When the local coordinate system is rotated around one axis, the resulting MPR is called oblique. All three planes are automatically synchronized so that they always stay orthogonal to each other. By rotating the system around a second axis, the MPR is made double oblique, allowing cut planes with arbitrary orientation through the volume. This allows exact depiction of even complex shaped objects. Each MPR plane shows the location of the two other planes by displaying the intersection lines. The user interaction is easy and intuitive: by moving the intersection lines the position of the corresponding MPR plane is changed. During interaction all MPR planes are updated interactively allowing a quick and intuitive handling.

Within every MPR plane, 2D measurements like distances and angles can be performed. The constituent measurement points can be initially positioned by a mouse cursor and attracted towards their nearest object point in the current MPR plane, using the computationally fast vector distance field methods applied on the object(s) in the MPR plane.

Application in Computer-Assisted Landmark Editing for Building Segmentation Models

Another application of point-of-interest attraction is situated in the field of construction of segmentation models that are subsequently used in model-based segmentation, such as disclosed in EP05107903.6 and EP05107907.7. Here, position, positional relationships and intensity characteristics of a number of well-defined anatomical landmarks are learned from image data. These anatomical landmarks typically coincide with specific image features such as edges or ridges. The model construction usually involves a manual step of selecting a large number of landmark points with high positional precision in the image. Hence, it is clear that a computer-assisted method of point-of-interest attraction is useful to automate and objectify the landmark selection. The automation aspect is needed to increase the speed of selection points, the accuracy aspect is needed to increase the positional accuracy, and decrease positional intra- and inter-user variability. The currently disclosed method of point attraction delivers real-time response, because the nearest point for each non-object pixel or voxel is pre-computed and stored as a look-up entry, while at the same time guaranteeing positional accuracy derived from computed image features.

Claims

1. A method for point-of-interest attraction towards an object pixel in a digital image, comprising the steps of

performing object segmentation resulting in a contour-based or a region-based representation of object pixels and background pixels of said image,

computing a vector distance transform image comprising a vector displacement of each background pixel towards the nearest of said object pixels,

determining the nearest object pixel for a given background pixel by adding the vector displacement to said background pixel,

attracting said point-of-interest towards the determined nearest object pixel.

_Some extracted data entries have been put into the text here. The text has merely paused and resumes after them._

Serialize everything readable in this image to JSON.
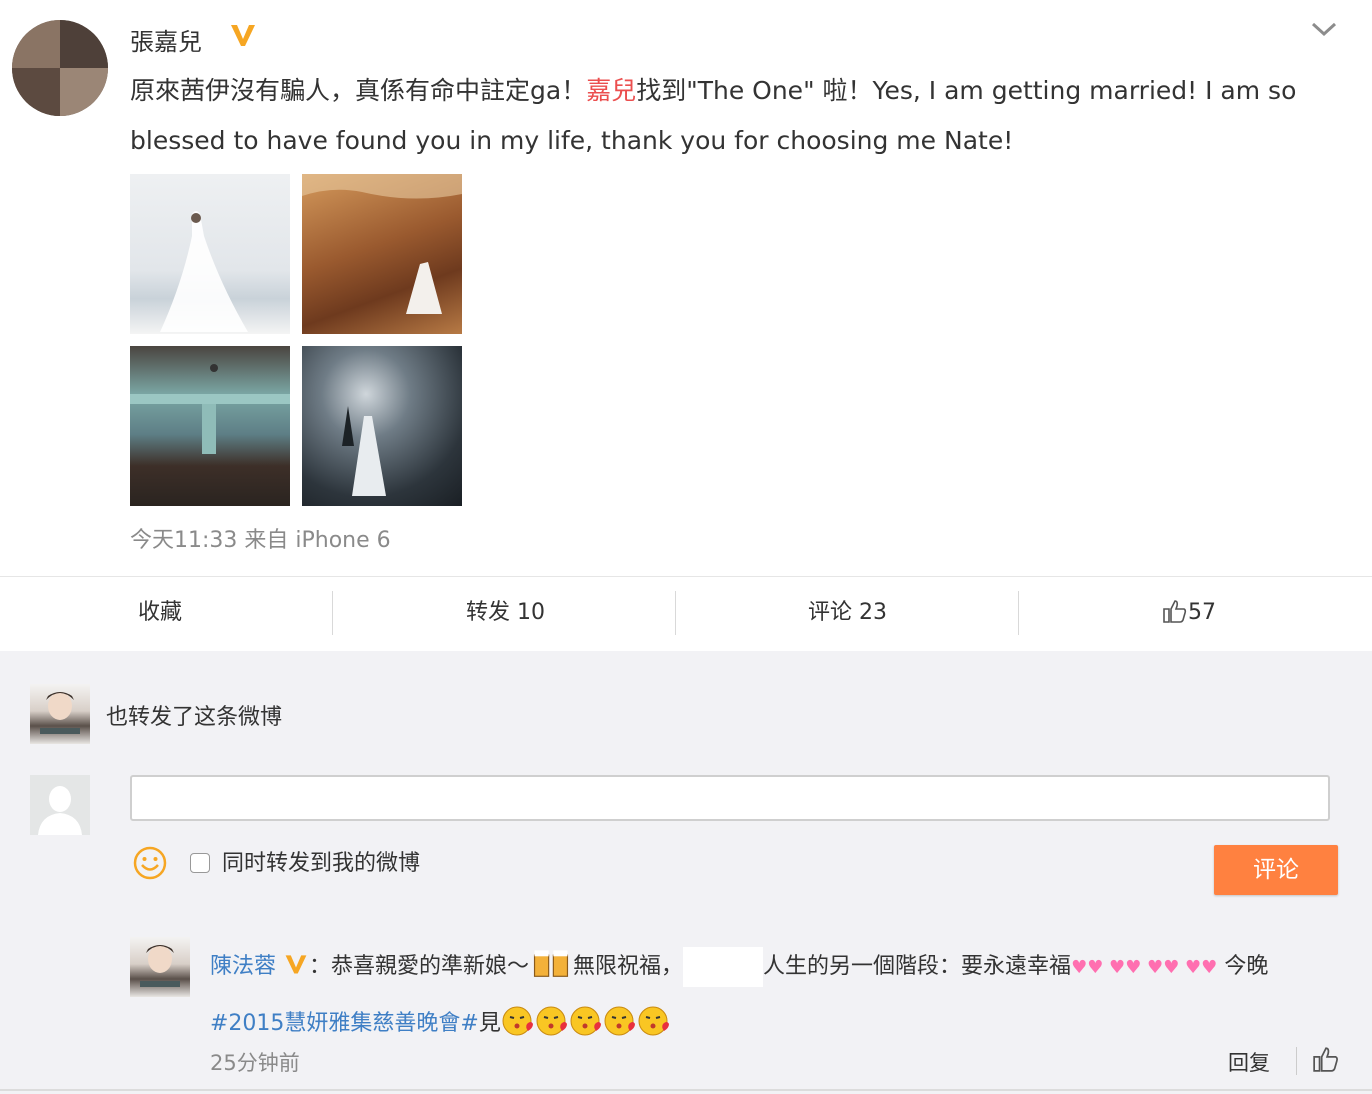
{
  "post": {
    "author": "張嘉兒",
    "text_before": "原來茜伊沒有騙人，真係有命中註定ga！",
    "mention": "嘉兒",
    "text_after": "找到\"The One\" 啦！Yes, I am getting married! I am so blessed to have found you in my life, thank you for choosing me Nate!",
    "meta": "今天11:33 来自 iPhone 6"
  },
  "actions": {
    "favorite": "收藏",
    "repost": "转发 10",
    "comment": "评论 23",
    "like_count": "57"
  },
  "repost_notice": "也转发了这条微博",
  "composer": {
    "input_value": "",
    "checkbox_label": "同时转发到我的微博",
    "submit": "评论"
  },
  "comment": {
    "name": "陳法蓉",
    "text_a": "：恭喜親愛的準新娘～",
    "text_b": "無限祝福，",
    "text_c": "人生的另一個階段：要永遠幸福",
    "text_d": "今晚",
    "hashtag": "#2015慧妍雅集慈善晚會#",
    "text_e": "見",
    "time": "25分钟前",
    "reply": "回复"
  },
  "colors": {
    "accent": "#ff8140",
    "link": "#3f7fc5",
    "mention": "#eb4f4f",
    "verified": "#f6a623"
  }
}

2. A method according to claim 1 wherein said point-of-interest is displayed.

3. A method according to claim 1 wherein said vector displacements are pre-calculated and stored.

4. A method according to claim 3 wherein (a) class label(s) of objects are pre-defined and stored.

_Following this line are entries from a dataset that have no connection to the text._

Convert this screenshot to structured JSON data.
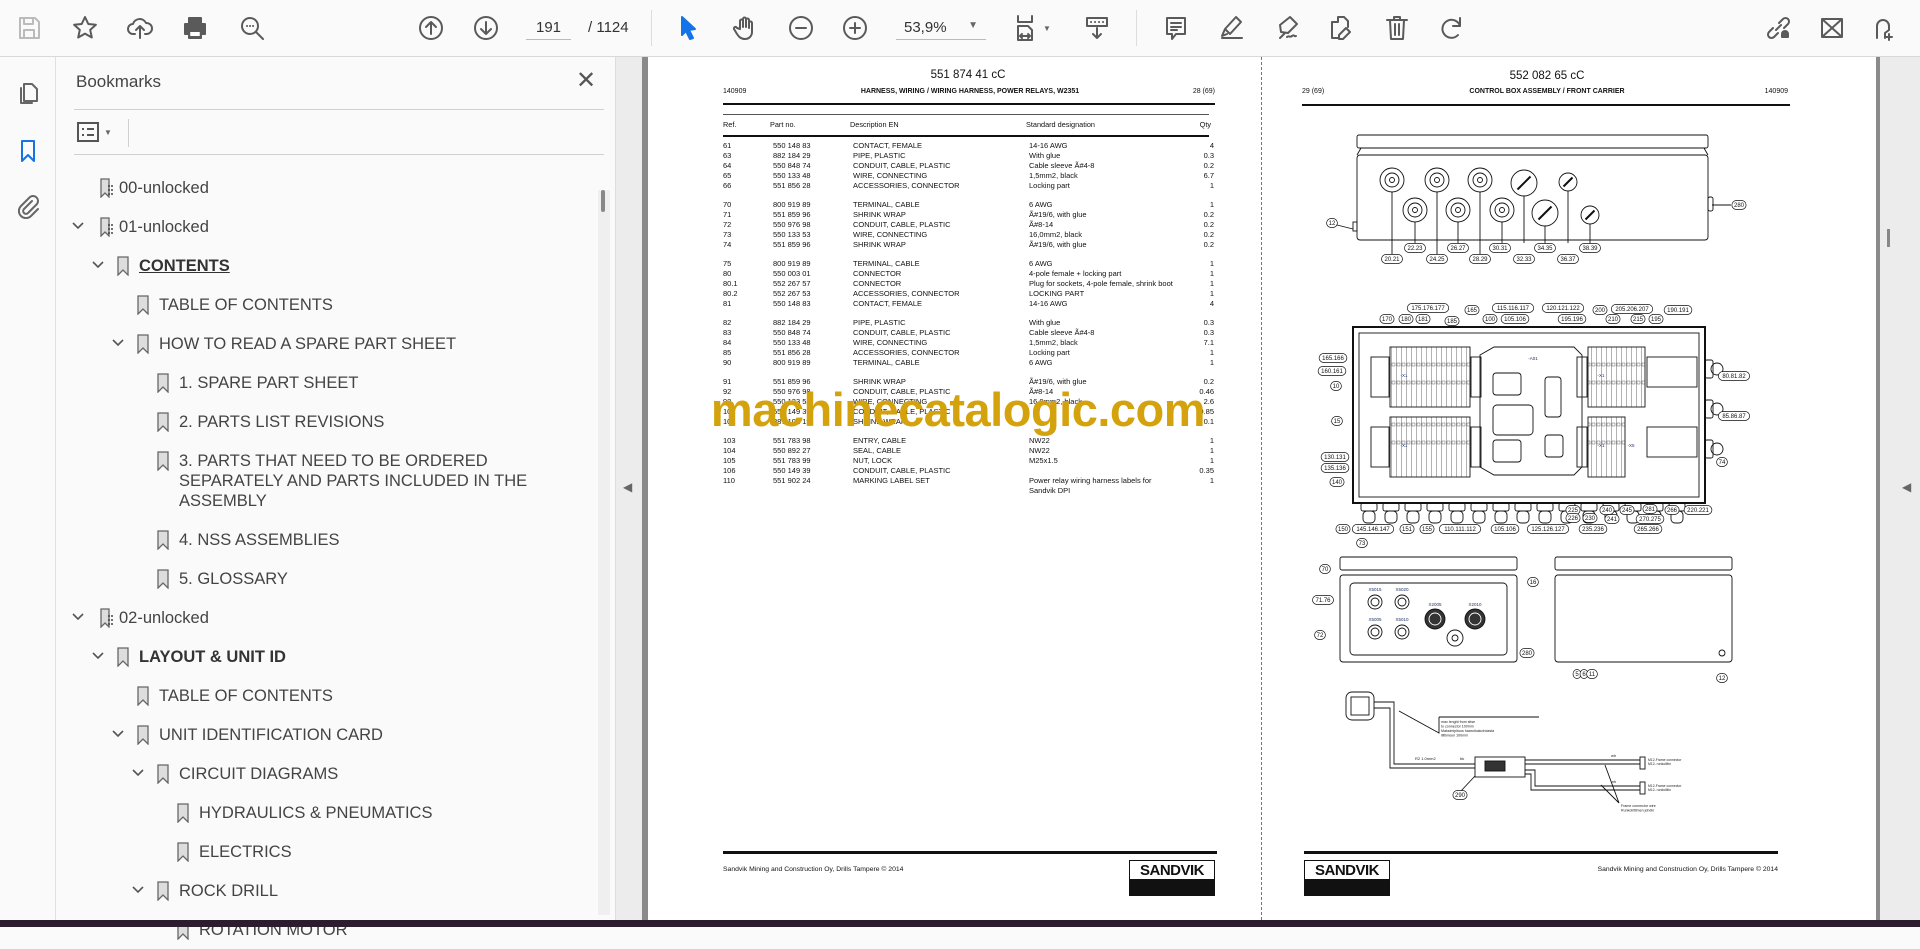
{
  "toolbar": {
    "page_current": "191",
    "page_total": "/ 1124",
    "zoom": "53,9%",
    "icons": [
      "save-icon",
      "star-icon",
      "cloud-upload-icon",
      "print-icon",
      "search-icon",
      "page-up-icon",
      "page-down-icon",
      "select-pointer-icon",
      "hand-icon",
      "zoom-out-icon",
      "zoom-in-icon",
      "page-fit-icon",
      "scroll-mode-icon",
      "comment-icon",
      "highlight-icon",
      "sign-icon",
      "fill-sign-icon",
      "delete-icon",
      "rotate-icon",
      "share-link-icon",
      "email-icon",
      "add-user-icon"
    ],
    "accent": "#1473e6"
  },
  "sidebar": {
    "title": "Bookmarks",
    "items": [
      {
        "label": "00-unlocked",
        "level": 0,
        "type": "file",
        "expanded": null
      },
      {
        "label": "01-unlocked",
        "level": 0,
        "type": "file",
        "expanded": true
      },
      {
        "label": "CONTENTS",
        "level": 1,
        "type": "bookmark",
        "expanded": true,
        "bold": true,
        "underline": true
      },
      {
        "label": "TABLE OF CONTENTS",
        "level": 2,
        "type": "bookmark",
        "expanded": null
      },
      {
        "label": "HOW TO READ A SPARE PART SHEET",
        "level": 2,
        "type": "bookmark",
        "expanded": true
      },
      {
        "label": "1. SPARE PART SHEET",
        "level": 3,
        "type": "bookmark",
        "expanded": null
      },
      {
        "label": "2. PARTS LIST REVISIONS",
        "level": 3,
        "type": "bookmark",
        "expanded": null
      },
      {
        "label": "3. PARTS THAT NEED TO BE ORDERED SEPARATELY AND PARTS INCLUDED IN THE ASSEMBLY",
        "level": 3,
        "type": "bookmark",
        "expanded": null
      },
      {
        "label": "4. NSS ASSEMBLIES",
        "level": 3,
        "type": "bookmark",
        "expanded": null
      },
      {
        "label": "5. GLOSSARY",
        "level": 3,
        "type": "bookmark",
        "expanded": null
      },
      {
        "label": "02-unlocked",
        "level": 0,
        "type": "file",
        "expanded": true
      },
      {
        "label": "LAYOUT & UNIT ID",
        "level": 1,
        "type": "bookmark",
        "expanded": true,
        "bold": true
      },
      {
        "label": "TABLE OF CONTENTS",
        "level": 2,
        "type": "bookmark",
        "expanded": null
      },
      {
        "label": "UNIT IDENTIFICATION CARD",
        "level": 2,
        "type": "bookmark",
        "expanded": true
      },
      {
        "label": "CIRCUIT DIAGRAMS",
        "level": 3,
        "type": "bookmark",
        "expanded": true
      },
      {
        "label": "HYDRAULICS & PNEUMATICS",
        "level": 4,
        "type": "bookmark",
        "expanded": null
      },
      {
        "label": "ELECTRICS",
        "level": 4,
        "type": "bookmark",
        "expanded": null
      },
      {
        "label": "ROCK DRILL",
        "level": 3,
        "type": "bookmark",
        "expanded": true
      },
      {
        "label": "ROTATION MOTOR",
        "level": 4,
        "type": "bookmark",
        "expanded": null
      }
    ]
  },
  "left_page": {
    "doc_number": "551 874 41 cC",
    "date": "140909",
    "title": "HARNESS, WIRING / WIRING HARNESS, POWER RELAYS, W2351",
    "page_ref": "28 (69)",
    "columns": [
      "Ref.",
      "Part no.",
      "Description EN",
      "Standard designation",
      "Qty"
    ],
    "groups": [
      [
        [
          "61",
          "550 148 83",
          "CONTACT, FEMALE",
          "14-16 AWG",
          "4"
        ],
        [
          "63",
          "882 184 29",
          "PIPE, PLASTIC",
          "With glue",
          "0.3"
        ],
        [
          "64",
          "550 848 74",
          "CONDUIT, CABLE, PLASTIC",
          "Cable sleeve Ã#4-8",
          "0.2"
        ],
        [
          "65",
          "550 133 48",
          "WIRE, CONNECTING",
          "1,5mm2, black",
          "6.7"
        ],
        [
          "66",
          "551 856 28",
          "ACCESSORIES, CONNECTOR",
          "Locking part",
          "1"
        ]
      ],
      [
        [
          "70",
          "800 919 89",
          "TERMINAL, CABLE",
          "6 AWG",
          "1"
        ],
        [
          "71",
          "551 859 96",
          "SHRINK WRAP",
          "Ã#19/6, with glue",
          "0.2"
        ],
        [
          "72",
          "550 976 98",
          "CONDUIT, CABLE, PLASTIC",
          "Ã#8-14",
          "0.2"
        ],
        [
          "73",
          "550 133 53",
          "WIRE, CONNECTING",
          "16,0mm2, black",
          "0.2"
        ],
        [
          "74",
          "551 859 96",
          "SHRINK WRAP",
          "Ã#19/6, with glue",
          "0.2"
        ]
      ],
      [
        [
          "75",
          "800 919 89",
          "TERMINAL, CABLE",
          "6 AWG",
          "1"
        ],
        [
          "80",
          "550 003 01",
          "CONNECTOR",
          "4-pole female + locking part",
          "1"
        ],
        [
          "80.1",
          "552 267 57",
          "CONNECTOR",
          "Plug for sockets, 4-pole female, shrink boot",
          "1"
        ],
        [
          "80.2",
          "552 267 53",
          "ACCESSORIES, CONNECTOR",
          "LOCKING PART",
          "1"
        ],
        [
          "81",
          "550 148 83",
          "CONTACT, FEMALE",
          "14-16 AWG",
          "4"
        ]
      ],
      [
        [
          "82",
          "882 184 29",
          "PIPE, PLASTIC",
          "With glue",
          "0.3"
        ],
        [
          "83",
          "550 848 74",
          "CONDUIT, CABLE, PLASTIC",
          "Cable sleeve Ã#4-8",
          "0.3"
        ],
        [
          "84",
          "550 133 48",
          "WIRE, CONNECTING",
          "1,5mm2, black",
          "7.1"
        ],
        [
          "85",
          "551 856 28",
          "ACCESSORIES, CONNECTOR",
          "Locking part",
          "1"
        ],
        [
          "90",
          "800 919 89",
          "TERMINAL, CABLE",
          "6 AWG",
          "1"
        ]
      ],
      [
        [
          "91",
          "551 859 96",
          "SHRINK WRAP",
          "Ã#19/6, with glue",
          "0.2"
        ],
        [
          "92",
          "550 976 98",
          "CONDUIT, CABLE, PLASTIC",
          "Ã#8-14",
          "0.46"
        ],
        [
          "93",
          "550 133 53",
          "WIRE, CONNECTING",
          "16,0mm2, black",
          "2.6"
        ],
        [
          "101",
          "550 149 39",
          "CONDUIT, CABLE, PLASTIC",
          "",
          "0.85"
        ],
        [
          "102",
          "887 101 19",
          "SHRINK WRAP",
          "",
          "0.1"
        ]
      ],
      [
        [
          "103",
          "551 783 98",
          "ENTRY, CABLE",
          "NW22",
          "1"
        ],
        [
          "104",
          "550 892 27",
          "SEAL, CABLE",
          "NW22",
          "1"
        ],
        [
          "105",
          "551 783 99",
          "NUT, LOCK",
          "M25x1.5",
          "1"
        ],
        [
          "106",
          "550 149 39",
          "CONDUIT, CABLE, PLASTIC",
          "",
          "0.35"
        ],
        [
          "110",
          "551 902 24",
          "MARKING LABEL SET",
          "Power relay wiring harness labels for",
          "1"
        ],
        [
          "",
          "",
          "",
          "Sandvik DPI",
          ""
        ]
      ]
    ],
    "footer": "Sandvik Mining and Construction Oy, Drills Tampere © 2014",
    "logo": "SANDVIK"
  },
  "watermark": "machinecatalogic.com",
  "right_page": {
    "doc_number": "552 082 65 cC",
    "page_ref": "29 (69)",
    "title": "CONTROL BOX ASSEMBLY / FRONT CARRIER",
    "date": "140909",
    "footer": "Sandvik Mining and Construction Oy, Drills Tampere © 2014",
    "logo": "SANDVIK",
    "callouts": [
      "12",
      "280",
      "20.21",
      "22.23",
      "24.25",
      "26.27",
      "28.29",
      "30.31",
      "32.33",
      "34.35",
      "36.37",
      "38.39",
      "175.176.177",
      "165",
      "115.116.117",
      "120.121.122",
      "200",
      "205.206.207",
      "190.191",
      "170",
      "180",
      "181",
      "185",
      "100",
      "105.106",
      "195.196",
      "210",
      "215",
      "195",
      "165.166",
      "160.161",
      "10",
      "15",
      "130.131",
      "135.136",
      "140",
      "225",
      "226",
      "230",
      "240",
      "241",
      "245",
      "281",
      "266",
      "220.221",
      "270.275",
      "265.266",
      "235.236",
      "125.126.127",
      "105.106",
      "110.111.112",
      "155",
      "151",
      "145.146.147",
      "150",
      "80.81.82",
      "85.86.87",
      "74",
      "73",
      "70",
      "71.76",
      "72",
      "16",
      "280",
      "5",
      "6",
      "11",
      "12",
      "290"
    ],
    "connector_labels": [
      "X5015",
      "X5020",
      "X5005",
      "X5010",
      "X2005",
      "X2010",
      "-A01",
      "-X1",
      "-X1",
      "-X1",
      "-X1",
      "-X5"
    ],
    "wiring_notes": {
      "note": [
        "max lenght from sitse",
        "to connector 100mm",
        "Maksimipituus haaroituskohdasta",
        "liittimeen 100mm"
      ],
      "wire_spec": "R2 1.0mm2",
      "color_bk": "bk",
      "color_wh_1": "wh",
      "color_wh_2": "wh",
      "end_1": [
        "M12-Frame connector",
        "M12- runkoliitin"
      ],
      "end_2": [
        "M12-Frame connector",
        "M12- runkoliitin"
      ],
      "frame_wire": [
        "Frame connector wire",
        "Runkoliittimen johdin"
      ]
    }
  }
}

5. A method according to claim 4 wherein said class label(s) is(are) taken into account when determining said nearest object pixel.

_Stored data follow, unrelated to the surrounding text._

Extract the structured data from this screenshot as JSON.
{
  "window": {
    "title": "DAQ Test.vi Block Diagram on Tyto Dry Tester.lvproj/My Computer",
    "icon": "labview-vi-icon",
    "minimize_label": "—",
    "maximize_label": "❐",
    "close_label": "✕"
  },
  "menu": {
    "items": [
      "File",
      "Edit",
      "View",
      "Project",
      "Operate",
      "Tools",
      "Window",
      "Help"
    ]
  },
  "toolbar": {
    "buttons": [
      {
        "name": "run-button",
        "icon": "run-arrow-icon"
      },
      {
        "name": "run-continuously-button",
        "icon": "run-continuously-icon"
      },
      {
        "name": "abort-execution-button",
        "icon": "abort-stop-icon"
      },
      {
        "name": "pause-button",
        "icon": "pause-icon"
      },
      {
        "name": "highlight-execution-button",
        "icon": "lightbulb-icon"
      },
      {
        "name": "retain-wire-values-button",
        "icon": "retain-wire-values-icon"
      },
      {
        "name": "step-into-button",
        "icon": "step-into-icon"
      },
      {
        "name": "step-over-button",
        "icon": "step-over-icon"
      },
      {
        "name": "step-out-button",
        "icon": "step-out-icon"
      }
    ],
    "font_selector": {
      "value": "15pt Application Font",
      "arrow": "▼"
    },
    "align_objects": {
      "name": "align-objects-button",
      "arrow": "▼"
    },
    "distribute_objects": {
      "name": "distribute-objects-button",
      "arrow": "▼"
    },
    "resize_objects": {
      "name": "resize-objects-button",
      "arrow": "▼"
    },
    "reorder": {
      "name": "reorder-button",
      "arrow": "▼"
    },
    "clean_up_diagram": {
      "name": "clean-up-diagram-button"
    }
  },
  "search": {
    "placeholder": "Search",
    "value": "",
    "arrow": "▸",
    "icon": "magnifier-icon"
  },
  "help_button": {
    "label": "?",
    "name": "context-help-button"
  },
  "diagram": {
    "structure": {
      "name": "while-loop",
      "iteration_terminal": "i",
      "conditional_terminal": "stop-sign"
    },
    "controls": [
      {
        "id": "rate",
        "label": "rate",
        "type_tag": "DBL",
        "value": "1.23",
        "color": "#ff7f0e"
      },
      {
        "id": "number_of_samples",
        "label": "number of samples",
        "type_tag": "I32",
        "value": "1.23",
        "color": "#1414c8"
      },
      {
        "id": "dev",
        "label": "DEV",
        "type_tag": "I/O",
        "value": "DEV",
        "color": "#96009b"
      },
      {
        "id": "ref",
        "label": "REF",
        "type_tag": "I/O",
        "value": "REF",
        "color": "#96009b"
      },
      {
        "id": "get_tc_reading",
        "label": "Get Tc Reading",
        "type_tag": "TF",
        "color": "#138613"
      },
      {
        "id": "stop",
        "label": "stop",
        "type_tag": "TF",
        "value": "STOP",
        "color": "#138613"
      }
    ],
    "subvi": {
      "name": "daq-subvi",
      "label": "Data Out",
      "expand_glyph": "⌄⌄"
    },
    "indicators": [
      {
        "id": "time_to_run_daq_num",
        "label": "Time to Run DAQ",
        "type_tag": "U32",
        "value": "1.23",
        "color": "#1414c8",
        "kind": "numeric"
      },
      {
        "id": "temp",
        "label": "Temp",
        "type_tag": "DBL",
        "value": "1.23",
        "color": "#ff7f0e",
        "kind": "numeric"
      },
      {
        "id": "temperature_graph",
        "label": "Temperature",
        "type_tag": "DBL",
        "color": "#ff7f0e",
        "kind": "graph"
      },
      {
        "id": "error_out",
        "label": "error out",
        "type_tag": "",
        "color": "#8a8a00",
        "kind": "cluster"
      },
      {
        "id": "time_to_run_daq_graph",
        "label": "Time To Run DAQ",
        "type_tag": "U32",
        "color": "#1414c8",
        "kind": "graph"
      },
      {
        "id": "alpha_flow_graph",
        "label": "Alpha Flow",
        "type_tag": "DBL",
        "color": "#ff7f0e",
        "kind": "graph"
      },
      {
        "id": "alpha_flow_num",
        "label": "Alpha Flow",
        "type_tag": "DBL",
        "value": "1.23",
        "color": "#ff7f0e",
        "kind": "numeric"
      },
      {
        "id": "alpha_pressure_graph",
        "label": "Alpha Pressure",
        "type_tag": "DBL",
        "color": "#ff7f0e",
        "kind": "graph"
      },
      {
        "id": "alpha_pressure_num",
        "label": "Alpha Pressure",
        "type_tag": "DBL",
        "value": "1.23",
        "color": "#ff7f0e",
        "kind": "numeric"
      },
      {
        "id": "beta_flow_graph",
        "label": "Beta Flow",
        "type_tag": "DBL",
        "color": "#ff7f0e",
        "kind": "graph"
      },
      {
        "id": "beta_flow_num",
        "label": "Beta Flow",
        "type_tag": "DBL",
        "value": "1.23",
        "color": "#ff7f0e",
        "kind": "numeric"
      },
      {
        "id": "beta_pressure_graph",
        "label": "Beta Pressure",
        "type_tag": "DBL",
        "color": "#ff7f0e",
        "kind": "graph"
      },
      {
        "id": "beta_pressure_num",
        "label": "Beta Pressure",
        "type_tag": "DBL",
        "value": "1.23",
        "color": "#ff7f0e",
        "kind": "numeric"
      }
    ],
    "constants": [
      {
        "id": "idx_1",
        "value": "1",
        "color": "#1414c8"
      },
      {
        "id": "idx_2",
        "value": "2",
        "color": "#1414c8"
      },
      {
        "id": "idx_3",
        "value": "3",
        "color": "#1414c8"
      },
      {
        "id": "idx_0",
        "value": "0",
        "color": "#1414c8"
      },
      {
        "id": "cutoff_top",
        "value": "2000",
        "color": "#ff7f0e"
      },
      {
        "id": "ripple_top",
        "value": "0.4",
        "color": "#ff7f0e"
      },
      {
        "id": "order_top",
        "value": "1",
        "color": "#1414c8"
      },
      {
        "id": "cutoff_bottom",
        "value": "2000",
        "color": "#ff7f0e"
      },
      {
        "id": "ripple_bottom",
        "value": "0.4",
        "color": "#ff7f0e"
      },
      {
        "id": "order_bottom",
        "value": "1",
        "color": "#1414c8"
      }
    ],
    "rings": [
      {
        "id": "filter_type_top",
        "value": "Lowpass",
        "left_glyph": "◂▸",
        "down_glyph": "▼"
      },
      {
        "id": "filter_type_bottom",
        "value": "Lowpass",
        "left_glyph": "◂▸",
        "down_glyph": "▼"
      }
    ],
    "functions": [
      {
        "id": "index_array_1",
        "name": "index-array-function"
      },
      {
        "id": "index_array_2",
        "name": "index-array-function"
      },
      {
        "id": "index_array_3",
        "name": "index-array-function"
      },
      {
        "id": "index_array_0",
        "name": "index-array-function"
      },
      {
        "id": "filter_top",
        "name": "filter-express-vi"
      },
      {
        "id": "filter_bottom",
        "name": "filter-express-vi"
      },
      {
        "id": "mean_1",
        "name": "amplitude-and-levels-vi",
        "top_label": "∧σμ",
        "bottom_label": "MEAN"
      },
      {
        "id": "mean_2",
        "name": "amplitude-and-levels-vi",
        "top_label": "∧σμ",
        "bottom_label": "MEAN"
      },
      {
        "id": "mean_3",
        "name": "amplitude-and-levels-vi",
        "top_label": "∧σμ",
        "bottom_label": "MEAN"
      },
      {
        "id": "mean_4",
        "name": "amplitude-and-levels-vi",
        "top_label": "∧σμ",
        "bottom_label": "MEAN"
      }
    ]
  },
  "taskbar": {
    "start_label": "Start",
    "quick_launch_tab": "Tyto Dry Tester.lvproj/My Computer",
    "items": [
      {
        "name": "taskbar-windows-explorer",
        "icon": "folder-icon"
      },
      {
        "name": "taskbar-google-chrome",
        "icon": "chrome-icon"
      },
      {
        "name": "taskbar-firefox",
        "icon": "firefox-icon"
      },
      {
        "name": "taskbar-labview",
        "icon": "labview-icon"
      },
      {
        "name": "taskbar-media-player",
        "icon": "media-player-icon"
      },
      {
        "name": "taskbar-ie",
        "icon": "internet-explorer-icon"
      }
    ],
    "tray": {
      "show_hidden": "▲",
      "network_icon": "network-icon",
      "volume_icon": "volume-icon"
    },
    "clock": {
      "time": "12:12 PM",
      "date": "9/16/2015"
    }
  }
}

6. A user interface suitable for point-of-interest attraction in a displayed digital image comprising

means for indicating and displaying a first pixel position q,

means for tele-porting said pixel position from the indicated first pixel position q towards a second pixel position at the nearest object pixel position p by adding the vector displacement v retrieved from a vector distance transform image at position q

means for displaying the tele-ported position.

7. A computer readable carrier medium comprising computer executable program code adapted to carry out the steps of claim 1.